Mieten werden erhöht

Dafür muss erst einmal die derzeitige WBG-CO2-Bilanz untersucht werden. In einem zweiten Schritt müsse man sich auf die Technik und den Gebäudebestand konzentrieren und sich zum Beispiel fragen: "Wie gut muss ich die Gebäude dämmen?"

Und dann geht es natürlich auch immer um die Finanzierung des Ganzen. Die Kosten will die WBG teils über Zuschüsse decken – auch ein Grund, warum sie sich der "Initiative Wohnen.2050" anschließt. Denn als "kleineres Wohnungsunternehmen" erhofft man sich als Mitglied eines bundesweiten Bündnisses Vorteile "gegenüber der Politik und den Fördergebern". Außerdem sollen Erlöse aus den Tochterunternehmen Soziales Wohnen und Wohnfürth ins klimaneutrale Bauen und Sanieren fließen. Überdies kommen auf die Bewohner der sanierten WBG-Wohnungen "sozial verträgliche, moderate Mieterhöhungen" zu, wie Perlhofer sagte. Er rechnet mit maximal 1,50 Euro pro Quadratmeter, im Schnitt aber mit 1,33 Euro. Körbl fügte hinzu: "Man spart aber auch, weil die Nebenkosten sinken."

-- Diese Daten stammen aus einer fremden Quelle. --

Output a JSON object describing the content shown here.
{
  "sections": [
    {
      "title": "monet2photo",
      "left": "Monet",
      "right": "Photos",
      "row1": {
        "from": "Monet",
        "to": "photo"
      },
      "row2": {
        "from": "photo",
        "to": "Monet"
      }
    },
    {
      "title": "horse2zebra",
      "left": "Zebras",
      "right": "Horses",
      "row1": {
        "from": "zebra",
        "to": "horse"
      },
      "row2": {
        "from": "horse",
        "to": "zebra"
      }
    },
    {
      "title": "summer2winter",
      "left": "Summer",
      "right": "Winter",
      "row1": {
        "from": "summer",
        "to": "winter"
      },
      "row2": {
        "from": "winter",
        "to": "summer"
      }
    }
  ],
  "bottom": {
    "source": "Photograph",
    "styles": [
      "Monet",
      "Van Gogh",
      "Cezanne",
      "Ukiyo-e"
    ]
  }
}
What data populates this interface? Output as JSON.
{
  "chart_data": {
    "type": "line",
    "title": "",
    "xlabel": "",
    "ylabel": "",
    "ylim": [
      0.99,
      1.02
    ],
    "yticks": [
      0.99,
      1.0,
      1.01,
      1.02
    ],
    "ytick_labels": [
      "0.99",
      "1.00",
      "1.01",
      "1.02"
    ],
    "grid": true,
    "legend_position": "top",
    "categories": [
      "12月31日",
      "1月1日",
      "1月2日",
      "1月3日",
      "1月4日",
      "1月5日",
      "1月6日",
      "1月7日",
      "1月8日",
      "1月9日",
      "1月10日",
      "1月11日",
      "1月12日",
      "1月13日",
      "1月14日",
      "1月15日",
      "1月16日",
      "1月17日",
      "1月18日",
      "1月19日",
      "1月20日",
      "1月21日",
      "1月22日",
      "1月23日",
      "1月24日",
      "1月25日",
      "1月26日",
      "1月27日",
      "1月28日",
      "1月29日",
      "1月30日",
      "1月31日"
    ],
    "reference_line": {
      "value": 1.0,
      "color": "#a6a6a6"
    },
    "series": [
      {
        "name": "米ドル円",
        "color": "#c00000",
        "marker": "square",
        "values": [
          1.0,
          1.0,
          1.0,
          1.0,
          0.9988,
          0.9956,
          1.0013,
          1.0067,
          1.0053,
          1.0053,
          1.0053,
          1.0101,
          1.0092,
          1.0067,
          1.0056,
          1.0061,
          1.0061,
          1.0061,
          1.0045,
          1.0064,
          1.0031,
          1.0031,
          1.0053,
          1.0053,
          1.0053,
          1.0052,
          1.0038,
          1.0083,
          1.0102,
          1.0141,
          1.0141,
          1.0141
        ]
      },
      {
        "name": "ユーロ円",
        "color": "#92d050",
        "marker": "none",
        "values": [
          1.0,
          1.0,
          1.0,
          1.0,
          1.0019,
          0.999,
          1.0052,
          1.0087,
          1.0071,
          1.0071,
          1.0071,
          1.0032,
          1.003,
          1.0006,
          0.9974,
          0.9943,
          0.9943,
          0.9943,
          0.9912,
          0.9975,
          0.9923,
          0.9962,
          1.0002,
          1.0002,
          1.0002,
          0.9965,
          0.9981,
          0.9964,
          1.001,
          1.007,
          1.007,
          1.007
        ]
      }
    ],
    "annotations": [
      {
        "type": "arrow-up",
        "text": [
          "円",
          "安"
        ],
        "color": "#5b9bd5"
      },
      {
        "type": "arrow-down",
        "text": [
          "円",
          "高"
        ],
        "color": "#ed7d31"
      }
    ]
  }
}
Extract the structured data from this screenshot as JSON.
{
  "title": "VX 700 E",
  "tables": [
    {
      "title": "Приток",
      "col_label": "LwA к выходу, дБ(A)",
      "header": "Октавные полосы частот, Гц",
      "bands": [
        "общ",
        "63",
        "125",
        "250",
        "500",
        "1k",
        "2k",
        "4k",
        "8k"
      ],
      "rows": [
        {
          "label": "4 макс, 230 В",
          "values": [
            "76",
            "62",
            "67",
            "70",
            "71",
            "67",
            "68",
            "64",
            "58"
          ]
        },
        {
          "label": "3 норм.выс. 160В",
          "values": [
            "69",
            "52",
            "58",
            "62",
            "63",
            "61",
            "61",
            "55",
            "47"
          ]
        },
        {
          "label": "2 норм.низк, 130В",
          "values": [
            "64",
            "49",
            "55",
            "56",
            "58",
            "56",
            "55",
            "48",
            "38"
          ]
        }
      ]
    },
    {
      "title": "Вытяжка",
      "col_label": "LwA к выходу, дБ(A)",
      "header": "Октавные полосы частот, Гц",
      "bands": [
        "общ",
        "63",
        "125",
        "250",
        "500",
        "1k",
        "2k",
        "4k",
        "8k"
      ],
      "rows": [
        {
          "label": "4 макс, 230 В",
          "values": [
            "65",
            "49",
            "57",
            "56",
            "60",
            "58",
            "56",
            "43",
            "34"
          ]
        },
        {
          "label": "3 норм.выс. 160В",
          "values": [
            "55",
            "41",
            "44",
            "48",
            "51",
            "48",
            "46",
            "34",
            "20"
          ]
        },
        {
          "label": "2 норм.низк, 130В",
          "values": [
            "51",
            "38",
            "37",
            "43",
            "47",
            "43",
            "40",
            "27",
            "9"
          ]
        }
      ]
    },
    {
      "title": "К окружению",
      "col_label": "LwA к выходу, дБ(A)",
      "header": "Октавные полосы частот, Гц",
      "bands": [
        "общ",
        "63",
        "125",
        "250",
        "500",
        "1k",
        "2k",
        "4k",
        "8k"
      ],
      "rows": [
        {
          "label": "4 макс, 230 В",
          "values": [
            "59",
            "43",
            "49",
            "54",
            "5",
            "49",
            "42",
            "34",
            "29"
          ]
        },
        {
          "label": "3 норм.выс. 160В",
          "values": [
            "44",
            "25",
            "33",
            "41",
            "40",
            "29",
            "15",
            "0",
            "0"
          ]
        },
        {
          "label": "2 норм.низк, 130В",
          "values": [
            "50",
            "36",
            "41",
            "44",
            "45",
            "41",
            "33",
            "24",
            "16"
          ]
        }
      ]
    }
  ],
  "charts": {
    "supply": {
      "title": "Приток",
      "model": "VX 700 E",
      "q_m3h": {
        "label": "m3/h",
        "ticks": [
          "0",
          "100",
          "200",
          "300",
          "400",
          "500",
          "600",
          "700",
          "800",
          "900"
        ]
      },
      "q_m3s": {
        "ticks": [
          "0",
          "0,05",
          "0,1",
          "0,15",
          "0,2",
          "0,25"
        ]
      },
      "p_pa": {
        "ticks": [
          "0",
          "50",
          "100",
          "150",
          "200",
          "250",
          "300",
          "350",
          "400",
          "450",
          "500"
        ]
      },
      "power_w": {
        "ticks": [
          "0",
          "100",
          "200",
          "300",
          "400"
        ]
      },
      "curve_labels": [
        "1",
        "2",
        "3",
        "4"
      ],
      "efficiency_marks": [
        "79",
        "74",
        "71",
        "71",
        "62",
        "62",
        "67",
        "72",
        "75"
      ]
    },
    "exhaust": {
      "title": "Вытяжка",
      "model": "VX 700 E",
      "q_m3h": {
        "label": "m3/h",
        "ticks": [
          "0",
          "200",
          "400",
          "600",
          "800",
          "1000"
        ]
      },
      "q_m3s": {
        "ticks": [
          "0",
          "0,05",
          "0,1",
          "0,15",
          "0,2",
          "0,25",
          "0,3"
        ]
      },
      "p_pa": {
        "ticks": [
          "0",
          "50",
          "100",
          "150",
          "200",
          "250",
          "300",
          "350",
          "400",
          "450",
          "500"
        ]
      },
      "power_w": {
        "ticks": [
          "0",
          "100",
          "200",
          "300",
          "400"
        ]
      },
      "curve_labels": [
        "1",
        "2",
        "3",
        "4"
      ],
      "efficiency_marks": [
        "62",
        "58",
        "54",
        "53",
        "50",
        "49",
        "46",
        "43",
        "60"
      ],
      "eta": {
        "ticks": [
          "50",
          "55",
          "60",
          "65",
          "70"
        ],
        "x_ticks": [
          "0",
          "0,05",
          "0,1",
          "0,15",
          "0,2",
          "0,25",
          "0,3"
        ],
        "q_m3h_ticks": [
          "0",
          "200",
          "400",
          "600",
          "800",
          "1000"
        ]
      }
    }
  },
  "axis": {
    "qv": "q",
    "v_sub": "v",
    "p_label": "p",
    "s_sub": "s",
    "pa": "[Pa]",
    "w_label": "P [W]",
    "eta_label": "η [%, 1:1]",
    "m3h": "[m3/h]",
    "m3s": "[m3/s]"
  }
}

Eigentlich, so Perlhofer, habe man mit der neuen Strategie schon losgelegt. Zum Beispiel an der Magazinstraße am Rand des Südstadtparks, wo 28 Wohnungen entstehen und eine Photovoltaikanlage aufs Dach kommt, die zwar nicht vorgeschrieben ist, die man aber trotzdem verbaut. Künftig soll das klimaneutrale Konzept bei allen Vorhaben angewendet werden. Im kommenden Jahr steht die Modernisierung von 135 Mietwohnungen an, 38 Einheiten werden neu gebaut. Sie alle sollen mit Holzpellets – sie zählen zu den erneuerbaren Energien – versorgt werden.